WASHINGTON–The National Retail Federation today said it has asked the Federal Trade Commission to conduct an investigation into an organization founded by the credit card industry that sets data security standards, saying the group’s controversial practices raise antitrust concerns.
“We urge the FTC not to rely on PCI DSS for any purpose, particularly not as an example of industry best practices nor as a benchmark in determining what may constitute responsible data security standards in the payment system or any other sector,” NRF Senior Vice President and General Counsel Mallory Duncan said in a letter to FTC Chair Edith Ramirez and other Commission members.

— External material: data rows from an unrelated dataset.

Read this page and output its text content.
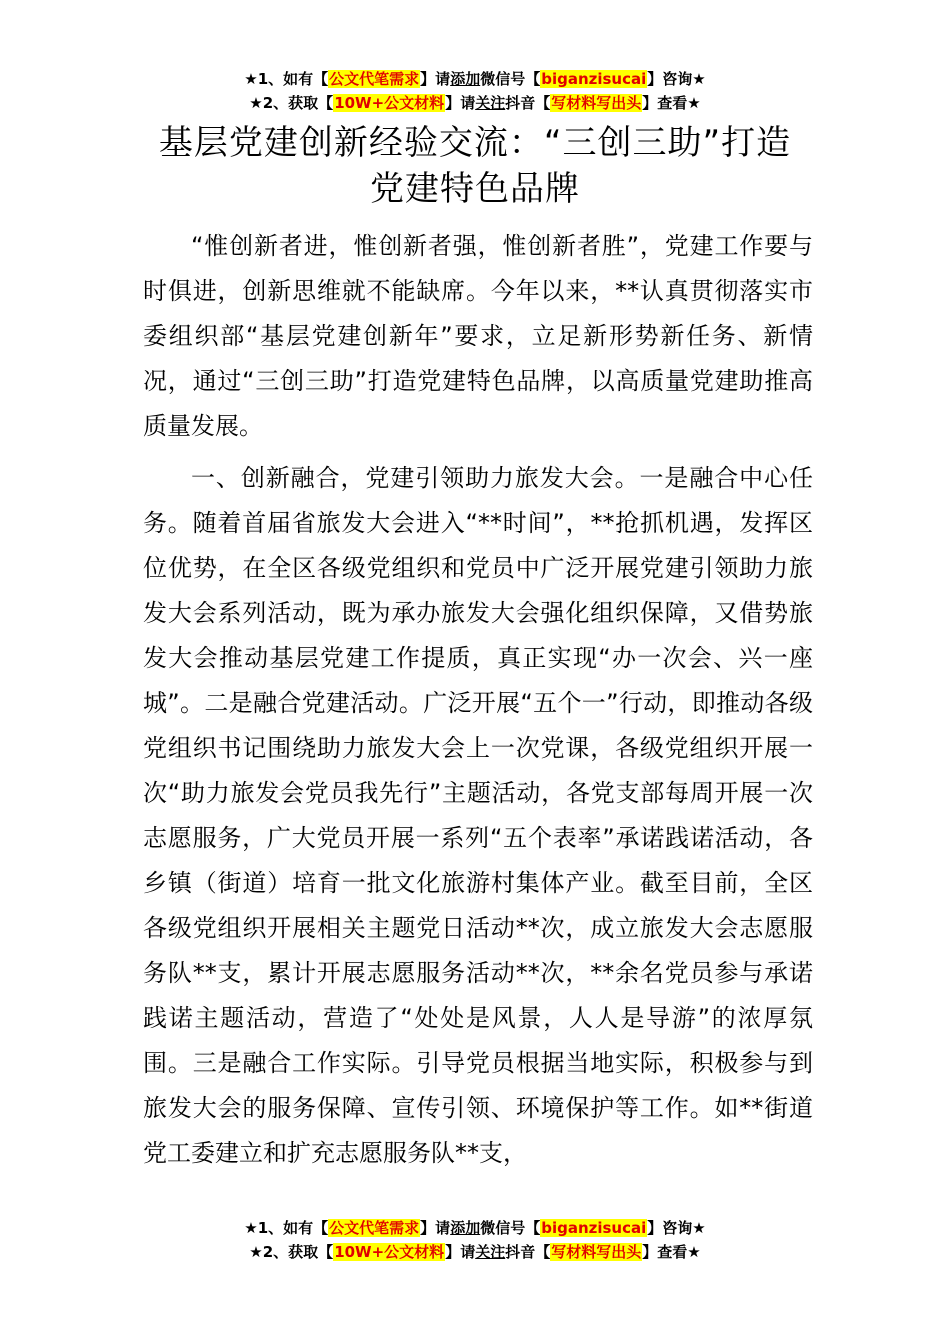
★1、如有【公文代笔需求】请添加微信号【biganzisucai】咨询★
★2、获取【10W+公文材料】请关注抖音【写材料写出头】查看★
基层党建创新经验交流：“三创三助”打造党建特色品牌

“惟创新者进，惟创新者强，惟创新者胜”，党建工作要与时俱进，创新思维就不能缺席。今年以来，**认真贯彻落实市委组织部“基层党建创新年”要求，立足新形势新任务、新情况，通过“三创三助”打造党建特色品牌，以高质量党建助推高质量发展。

一、创新融合，党建引领助力旅发大会。一是融合中心任务。随着首届省旅发大会进入“**时间”，**抢抓机遇，发挥区位优势，在全区各级党组织和党员中广泛开展党建引领助力旅发大会系列活动，既为承办旅发大会强化组织保障，又借势旅发大会推动基层党建工作提质，真正实现“办一次会、兴一座城”。二是融合党建活动。广泛开展“五个一”行动，即推动各级党组织书记围绕助力旅发大会上一次党课，各级党组织开展一次“助力旅发会党员我先行”主题活动，各党支部每周开展一次志愿服务，广大党员开展一系列“五个表率”承诺践诺活动，各乡镇（街道）培育一批文化旅游村集体产业。截至目前，全区各级党组织开展相关主题党日活动**次，成立旅发大会志愿服务队**支，累计开展志愿服务活动**次，**余名党员参与承诺践诺主题活动，营造了“处处是风景，人人是导游”的浓厚氛围。三是融合工作实际。引导党员根据当地实际，积极参与到旅发大会的服务保障、宣传引领、环境保护等工作。如**街道党工委建立和扩充志愿服务队**支，

★1、如有【公文代笔需求】请添加微信号【biganzisucai】咨询★
★2、获取【10W+公文材料】请关注抖音【写材料写出头】查看★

According to the NRF, the Payment Card Industry Security Standards Council is “a proprietary organization formed and controlled by a single industry sector – the major credit card networks” and “fails to meet any of the principles adopted by the federal government for voluntary standard-setting organizations,” Duncan said. “We believe you will conclude PCI itself is an inappropriate exercise of market power by the dominant U.S. payment card networks and PCI should not continue setting data security standards through its current processes.”
The PCI council was formed in 2006 by the major credit card companies – Visa, MasterCard, American Express, Discover and JCB.
In a 19-page white paper submitted to the FTC, NRF said the card companies use their market power to “unfairly leverage their brands and proprietary technology through webs of closely controlled interdependent bodies and compliance regimes” including the council. While portrayed as voluntary, the Payment Card Industry Data Security Standard requirements set by the council are “forced upon businesses that cannot refuse to accept credit and debit cards.”
According to the Retail Federation, the council’s practices “raise antitrust concerns” for a number of reasons, including “general antitrust dangers when competitors collaborate on setting market standards” and “more targeted concerns insofar as they allow the networks to leverage their proprietary technology,” the paper said.
The NRF asked that the FTC investigate the council’s practices in general and particularly their impact on competition. The FTC should also reject government use of PCI standards as any benchmark for data security, and instead work with “legitimate U.S. standard setting bodies” such as the American National Standards Institute, the NRF said.